Brent crude oil futures were last down 35 cents on the day at $62.35 a barrel by 0946 GMT, while U.S. crude futures were down 23 cents at $53.57 a barrel.
The broader financial markets were weaker after data showed China's 2018 economic growth slowing to the weakest in 28 years, at 6.6 percent versus 6.8 percent in 2017.
Although the slowdown was in line with expectations and not as sharp as some analysts had expected, the cooling of the world's No.2 economy casts a shadow over global growth.
"It remains quite likely that the trade spat with the U.S. has played a part in this latest slowdown, but investors should also factor in that it simply isn't possible for the Chinese economy to grow at the pace that it has over the last 10 years, in the next 10 years, as the law of diminishing returns kicks in, and the economy becomes more mature," CMC Markets chief market analyst Michael Hewson said.
While there is concern that a slowing global economy could impact oil demand growth and, therefore the price outlook, the production cuts implemented by the Organization of the Petroleum Exporting Countries (OPEC) would likely support crude oil prices, analysts believe.
"You can't justify oil prices at these levels. We're looking basically at an average of almost $70 a barrel for Brent in 2019," ING commodities strategist Warren Patterson said.

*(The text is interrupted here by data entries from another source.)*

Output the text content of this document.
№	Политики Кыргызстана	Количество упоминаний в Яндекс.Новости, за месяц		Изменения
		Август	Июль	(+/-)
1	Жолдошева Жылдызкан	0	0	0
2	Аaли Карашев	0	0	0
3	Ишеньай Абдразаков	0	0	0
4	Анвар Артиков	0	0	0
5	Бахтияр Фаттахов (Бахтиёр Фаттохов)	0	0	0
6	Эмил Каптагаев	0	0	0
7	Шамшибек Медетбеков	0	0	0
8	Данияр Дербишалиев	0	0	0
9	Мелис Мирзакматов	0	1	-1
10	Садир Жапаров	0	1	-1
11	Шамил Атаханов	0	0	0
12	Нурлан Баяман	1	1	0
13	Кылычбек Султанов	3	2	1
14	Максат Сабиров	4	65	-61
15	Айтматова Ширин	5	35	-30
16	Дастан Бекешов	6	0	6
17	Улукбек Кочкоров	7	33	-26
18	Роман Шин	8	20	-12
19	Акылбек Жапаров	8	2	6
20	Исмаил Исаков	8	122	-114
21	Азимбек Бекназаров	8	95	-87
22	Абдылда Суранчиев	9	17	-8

"I am getting increasingly concerned about how tight the market will be going into 2020."
A separate report from China's National Bureau of Statistics on Monday showed crude oil refinery throughput climbed to a record 12.1 million barrels per day (bpd), up 6.8 percent from the previous year.
In the United States, energy companies cut the number of rigs drilling for oil by 21 in the week to Jan. 18, taking the total count down to 852, the lowest since May 2018, energy services firm Baker Hughes said in a weekly report on Friday.
It was biggest decline since February 2016, as drillers reacted to the 40-percent plunge in U.S. crude prices late last year. However, U.S. crude oil production still rose by more than 2 million bpd in 2018, to a record 11.9 million bpd.
With the rig count stalling, last year's growth rate is unlikely to be repeated in 2019, although most analysts expect annual production to average well over 12 million bpd.